Monday, June 07, 2004

Las Lagrimas Negras de Bebo y Cigala

Bebo and Cigala's "Black Tears" is easily the best new music I have heard in the past year. Ricardo Daura gave Meg a copy a while back, and we fell in love with it right away. Especially because "our" copy became "my" birthday present. It has that "special something" that the Buena Vista Social Club had, although without an acclaimed documentary follow up, I doubt it will get the same focus of attention. Some treasures are best passed by word of mouth anyway. Megcita and I are going to see them in concert June 20th at the Barbican Centre. Here's a little blurb that gives a few more details.

Cheers for Valdes and El Cigala's 'Tears'
By Howell Llewellyn

MADRID (Billboard) - Just what is it about the album "Lagrimas Negras" that has captured music fans in Europe and South America?

UK and North American consumers can find out for themselves next month, when the album appears on their shores.

"Lagrimas Negras" ("Black Tears") features 85-year-old Grammy Award-winning Cuban pianist Bebo Valdes and 35-year-old flamenco singer Diego El Cigala playing traditional Cuban boleros and Spanish coplas.

The album was recorded for the Calle 54 label, which is co-owned by Academy Award-winning Spanish director Fernando Trueba and Miami-based musicologist Nat Chediak. Both produced the album.

The BMG-distributed set sold more than 250,000 copies in Spain and spent nearly 50 weeks in the country's top 20 sales list. It also won a number of Spanish music awards in Latin, flamenco and jazz categories.

"Lagrimas Negras" was a hit in several other markets where BMG released it this spring. These include Argentina, Mexico and France.

BMG will handle the UK and Canadian releases as well. BMG label RCA's custom Bluebird imprint will carry "Lagrimas Negras" in the States. The set bows June 6 in the United Kingdom and June 22 in North America.

"US/Canadian promotion will be on the same 'little-to-more' progression that it was in Spain, where the thing grew bigger than anyone dared hope," BMG Spain international exploitation manager Fran Arbulu says.

"Promo will be aimed at the mainly Latin target audience of urban, cultured music lovers," he continues.

"Nobody says this is another 'Buena Vista Social Club', but it's getting a good buzz from US jazz and Latin critics."

BMG US Latin will help support the CD's promotion, reports Maarten Steinkamp, president of BMG International.

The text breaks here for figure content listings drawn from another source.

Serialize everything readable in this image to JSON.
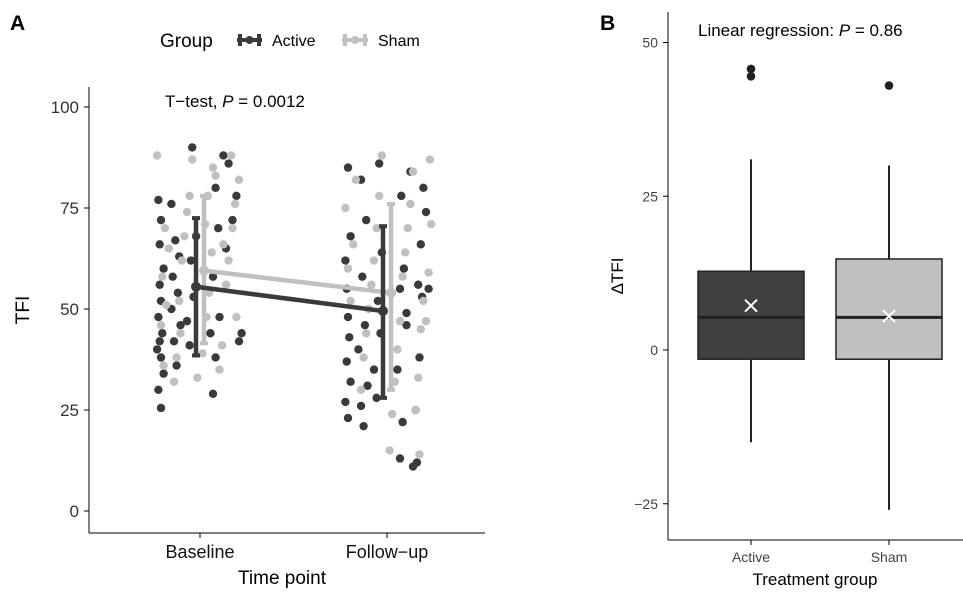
{
  "chart_data": [
    {
      "panel_label": "A",
      "type": "scatter",
      "annotation": {
        "prefix": "T−test, ",
        "p": "P",
        "suffix": " = 0.0012"
      },
      "xlabel": "Time point",
      "ylabel": "TFI",
      "categories": [
        "Baseline",
        "Follow−up"
      ],
      "ylim": [
        -5,
        105
      ],
      "yticks": [
        0,
        25,
        50,
        75,
        100
      ],
      "legend": {
        "title": "Group",
        "position": "top"
      },
      "series": [
        {
          "name": "Active",
          "color": "#3a3a3a",
          "means": [
            55.5,
            49.5
          ],
          "error_low": [
            38.5,
            28
          ],
          "error_high": [
            72.5,
            70.5
          ],
          "points": [
            [
              [
                -0.3,
                25.5
              ],
              [
                -0.32,
                30
              ],
              [
                -0.28,
                34
              ],
              [
                -0.3,
                38
              ],
              [
                -0.33,
                40
              ],
              [
                -0.31,
                42
              ],
              [
                -0.29,
                44
              ],
              [
                -0.32,
                48
              ],
              [
                -0.3,
                52
              ],
              [
                -0.31,
                56
              ],
              [
                -0.28,
                60
              ],
              [
                -0.31,
                66
              ],
              [
                -0.3,
                72
              ],
              [
                -0.32,
                77
              ],
              [
                -0.18,
                36
              ],
              [
                -0.2,
                42
              ],
              [
                -0.15,
                46
              ],
              [
                -0.22,
                50
              ],
              [
                -0.17,
                54
              ],
              [
                -0.21,
                58
              ],
              [
                -0.16,
                63
              ],
              [
                -0.19,
                67
              ],
              [
                -0.22,
                76
              ],
              [
                -0.08,
                41
              ],
              [
                -0.1,
                47
              ],
              [
                -0.05,
                53
              ],
              [
                -0.07,
                62
              ],
              [
                -0.03,
                68
              ],
              [
                -0.06,
                90
              ],
              [
                0.1,
                29
              ],
              [
                0.12,
                38
              ],
              [
                0.08,
                44
              ],
              [
                0.15,
                48
              ],
              [
                0.1,
                58
              ],
              [
                0.14,
                70
              ],
              [
                0.12,
                80
              ],
              [
                0.2,
                65
              ],
              [
                0.25,
                72
              ],
              [
                0.28,
                78
              ],
              [
                0.22,
                86
              ],
              [
                0.3,
                42
              ],
              [
                0.32,
                44
              ],
              [
                0.18,
                88
              ]
            ],
            [
              [
                -0.3,
                23
              ],
              [
                -0.32,
                27
              ],
              [
                -0.28,
                32
              ],
              [
                -0.31,
                37
              ],
              [
                -0.29,
                43
              ],
              [
                -0.3,
                48
              ],
              [
                -0.31,
                55
              ],
              [
                -0.32,
                62
              ],
              [
                -0.28,
                68
              ],
              [
                -0.3,
                85
              ],
              [
                -0.18,
                21
              ],
              [
                -0.2,
                26
              ],
              [
                -0.15,
                31
              ],
              [
                -0.22,
                40
              ],
              [
                -0.17,
                46
              ],
              [
                -0.19,
                58
              ],
              [
                -0.16,
                72
              ],
              [
                -0.2,
                82
              ],
              [
                -0.08,
                28
              ],
              [
                -0.1,
                35
              ],
              [
                -0.05,
                44
              ],
              [
                -0.07,
                52
              ],
              [
                -0.04,
                64
              ],
              [
                -0.06,
                86
              ],
              [
                0.1,
                13
              ],
              [
                0.12,
                22
              ],
              [
                0.08,
                35
              ],
              [
                0.15,
                46
              ],
              [
                0.1,
                55
              ],
              [
                0.13,
                60
              ],
              [
                0.11,
                78
              ],
              [
                0.2,
                11
              ],
              [
                0.22,
                25
              ],
              [
                0.25,
                38
              ],
              [
                0.27,
                53
              ],
              [
                0.24,
                56
              ],
              [
                0.26,
                66
              ],
              [
                0.3,
                74
              ],
              [
                0.28,
                80
              ],
              [
                0.32,
                55
              ],
              [
                0.18,
                84
              ],
              [
                0.23,
                12
              ],
              [
                0.15,
                49
              ]
            ]
          ]
        },
        {
          "name": "Sham",
          "color": "#c0c0c0",
          "means": [
            59.5,
            54
          ],
          "error_low": [
            41.5,
            30
          ],
          "error_high": [
            78,
            76
          ],
          "points": [
            [
              [
                -0.33,
                88
              ],
              [
                -0.28,
                36
              ],
              [
                -0.3,
                46
              ],
              [
                -0.26,
                51
              ],
              [
                -0.29,
                58
              ],
              [
                -0.27,
                70
              ],
              [
                -0.2,
                32
              ],
              [
                -0.18,
                38
              ],
              [
                -0.15,
                44
              ],
              [
                -0.16,
                52
              ],
              [
                -0.14,
                62
              ],
              [
                -0.12,
                68
              ],
              [
                -0.1,
                74
              ],
              [
                -0.08,
                78
              ],
              [
                -0.06,
                87
              ],
              [
                -0.02,
                33
              ],
              [
                0.02,
                39
              ],
              [
                0.05,
                48
              ],
              [
                0.07,
                54
              ],
              [
                0.09,
                64
              ],
              [
                0.04,
                71
              ],
              [
                0.06,
                78
              ],
              [
                0.1,
                85
              ],
              [
                0.15,
                35
              ],
              [
                0.17,
                41
              ],
              [
                0.2,
                56
              ],
              [
                0.22,
                62
              ],
              [
                0.25,
                70
              ],
              [
                0.27,
                76
              ],
              [
                0.3,
                82
              ],
              [
                0.24,
                88
              ],
              [
                0.28,
                48
              ],
              [
                -0.24,
                65
              ],
              [
                0.12,
                83
              ],
              [
                0.18,
                66
              ]
            ],
            [
              [
                -0.3,
                60
              ],
              [
                -0.28,
                52
              ],
              [
                -0.26,
                66
              ],
              [
                -0.32,
                75
              ],
              [
                -0.24,
                82
              ],
              [
                -0.2,
                30
              ],
              [
                -0.18,
                38
              ],
              [
                -0.16,
                44
              ],
              [
                -0.14,
                50
              ],
              [
                -0.12,
                56
              ],
              [
                -0.1,
                62
              ],
              [
                -0.08,
                70
              ],
              [
                -0.06,
                78
              ],
              [
                -0.04,
                88
              ],
              [
                0.02,
                15
              ],
              [
                0.04,
                24
              ],
              [
                0.06,
                32
              ],
              [
                0.08,
                40
              ],
              [
                0.1,
                47
              ],
              [
                0.12,
                58
              ],
              [
                0.14,
                64
              ],
              [
                0.16,
                70
              ],
              [
                0.18,
                76
              ],
              [
                0.2,
                84
              ],
              [
                0.22,
                25
              ],
              [
                0.24,
                33
              ],
              [
                0.26,
                45
              ],
              [
                0.28,
                52
              ],
              [
                0.3,
                47
              ],
              [
                0.32,
                59
              ],
              [
                0.34,
                71
              ],
              [
                0.33,
                87
              ],
              [
                0.25,
                14
              ]
            ]
          ]
        }
      ]
    },
    {
      "panel_label": "B",
      "type": "box",
      "annotation": {
        "prefix": "Linear regression: ",
        "p": "P",
        "suffix": " = 0.86"
      },
      "xlabel": "Treatment group",
      "ylabel": "ΔTFI",
      "categories": [
        "Active",
        "Sham"
      ],
      "ylim": [
        -30,
        52
      ],
      "yticks": [
        -25,
        0,
        25,
        50
      ],
      "boxes": [
        {
          "name": "Active",
          "color": "#404040",
          "whisker_low": -15,
          "q1": -1.5,
          "median": 5.3,
          "q3": 12.8,
          "whisker_high": 31,
          "mean": 7.2,
          "outliers": [
            44.5,
            45.7
          ]
        },
        {
          "name": "Sham",
          "color": "#c0c0c0",
          "whisker_low": -26,
          "q1": -1.5,
          "median": 5.3,
          "q3": 14.8,
          "whisker_high": 30,
          "mean": 5.5,
          "outliers": [
            43
          ]
        }
      ]
    }
  ]
}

"This is a project you have to build and love," he says, noting that the album is "building very nicely" in Argentina and Mexico. "It will probably take some 18 months to really bring home, and that doesn't matter."

Valdes and El Cigala will play "Lagrimas Negras" material June 20 at London's Barbican Theater. Valdes' son, pianist Chucho Valdes, will make a rare concert appearance with his father. Bebo has lived in Sweden for 44 years, and Chucho lives in Cuba.

El Cigala pays a promotional visit to the States July 10-15. He and Bebo will play concerts in New York, Miami and Los Angeles, beginning in late August.

Those concerts will be fans' only chance to see Bebo and El Cigala play together in the States. Bebo is content to pass his "Lagrimas Negras" role to his son, who has won four Grammy Awards.

"I can't travel so much anymore, and I'm immensely proud to hand over the reins to Chucho," Bebo says. "We played together for the first time in 40 years in New York in 2000 for 'Calle 54,' and we'll seal that link playing 'Lagrimas Negras' in London."

Chucho will perform a concert of "Lagrimas Negras" material May 28 at the Cubadisco music trade fair in Havana. Bebo refuses to visit Cuba because of skirmishes he had in 1960 with the revolutionary government.

Chucho next will join El Cigala on a summer tour of Latin America to present "Lagrimas Negras." They will begin May 30 with three nights in Mexico City. Other stops include Argentina, Chile, Ecuador and Colombia.

But it is in the "multicultural melting pot" of the States, Arbulu says, that an album like "Lagrimas Negras" makes most sense.

"The US public is going to wonder, 'What is this? Latin? Jazz? Flamenco?"' El Cigala says. "Well, it's a world-music blend with all three. The important thing is the flamenco expression 'llevar buen palo' -- to play it pure, damn good and clean."